Published on June 1, 2018

President Trump’s enthusiastic anticipation of this morning’s jobs report no doubt raised a few eyebrows, but for Federal Reserve officials, the bigger surprise was the across the board strength in today’s Non-Farm Payroll.

*** To cut to the chase, despite the strength in the jobs print, and what it may portend for a potential upward drift in the 2018 rate dots, we still think, on balance, the June median will remain at three, or if not, a fourth hike in the median is likely to be downplayed in the post-meeting presser. A June rate hike is all but certain, but we still think some running room in delaying the signaling to a more hawkish rate path is desired, ideally, until the September meeting (SGH 5/22/18, “Fed: A Honeymoon’s Second Doubts”). ***

Still (Roughly) Balanced Pressures

As Fed staff will soon be getting underway in their forecasting preparations for the Federal Open Market Committee’s June 20-21 meeting, here are a few comments on how we see the likely impact of the NFP on the Fed’s reaction function:

** On the one hand, it would be hard not to be penciling in a slightly quicker decline in the headline unemployment rate this year. The decline in the participation rate to 62.7% from 62.8%, while small, was perhaps the most noteworthy takeaway from this morning, as it suggests the fairly stable unemployment rate with new entrants absorbing the demand for workers is coming to an end.

** And for the Fed’s slack-based forecasting models, an unemployment running a full point below estimates of its longer run levels is likely to raise anxieties, even among the more dovishly inclined Committee members. It may also, in turn, encourage some upward drift in the June rate dot projections, raising the probability for that elusive fourth rate hike in the 2018 dot plot.

** But while the jobs report was probably a bit stronger than expected, the key average hourly earnings print was only moderately higher, and inflation, reflected in Wednesday’s 1.8% core PCE, is still seen as largely inertial. That may be taken to reward patience in waiting to see whether firming underlying trend inflation is breaching the 2% symmetrical inflation target with momentum.

** And offsetting the upside risks is a “roughly balanced” overhang of uncertain downside risks: elevated threats of trade tariffs and retaliation, or a wider European spillover from Italy’s travails, however low the probability, looms large, while Fed officials will also weigh dangers to the Emerging Markets or a prematurely dampened US growth due to a dollar rising too high too quickly or yields spiking over the summer if a “too soon” more hawkish rate path is signaled.
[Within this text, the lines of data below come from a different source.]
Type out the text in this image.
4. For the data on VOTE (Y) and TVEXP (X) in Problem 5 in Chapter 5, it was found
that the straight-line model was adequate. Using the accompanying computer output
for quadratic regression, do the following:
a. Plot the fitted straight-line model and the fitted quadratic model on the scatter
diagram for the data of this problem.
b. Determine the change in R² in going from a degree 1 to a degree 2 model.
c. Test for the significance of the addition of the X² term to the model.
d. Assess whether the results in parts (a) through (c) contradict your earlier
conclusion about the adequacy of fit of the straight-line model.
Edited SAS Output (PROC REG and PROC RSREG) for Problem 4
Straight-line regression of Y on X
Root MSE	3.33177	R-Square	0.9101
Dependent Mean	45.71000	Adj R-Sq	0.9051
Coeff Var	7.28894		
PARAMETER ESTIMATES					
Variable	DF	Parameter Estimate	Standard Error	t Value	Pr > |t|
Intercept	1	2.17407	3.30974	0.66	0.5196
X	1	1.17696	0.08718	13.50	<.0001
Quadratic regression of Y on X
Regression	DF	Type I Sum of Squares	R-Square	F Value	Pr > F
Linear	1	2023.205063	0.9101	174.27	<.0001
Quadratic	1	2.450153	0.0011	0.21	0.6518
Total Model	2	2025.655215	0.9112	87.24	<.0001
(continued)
Language Tweak on June Table

** Although the June meeting is still two weeks away, there may still be some positioning by FOMC members before the pre-meeting black out sets in. In particular, we will be watching for any further views on whether the short run R* is still expected to be rising in the near term, and especially for any affirmation of greater caution on rates once at or nearing neutral.

** One compromise to get a policy consensus in June that might be on the table would be to couple the near certain rate hike to changes in the statement language; in particular, a tweak to modify the “accommodation” sentence could indicate the FOMC believes they may be nearing neutral sooner than previously believed.

** As we believe the currently solid Committee consensus for the gradual rates normalization path begins to fray beyond the near certain June rate move and certainly with a third in total rate move this year, bringing forward a two-step messaging tweak to the accommodation language to June could prove its value in ensuring a “dovish” lean to the rate hike despite a strong NFP and the possibility of that fourth rate hike making its way into the rate dot median.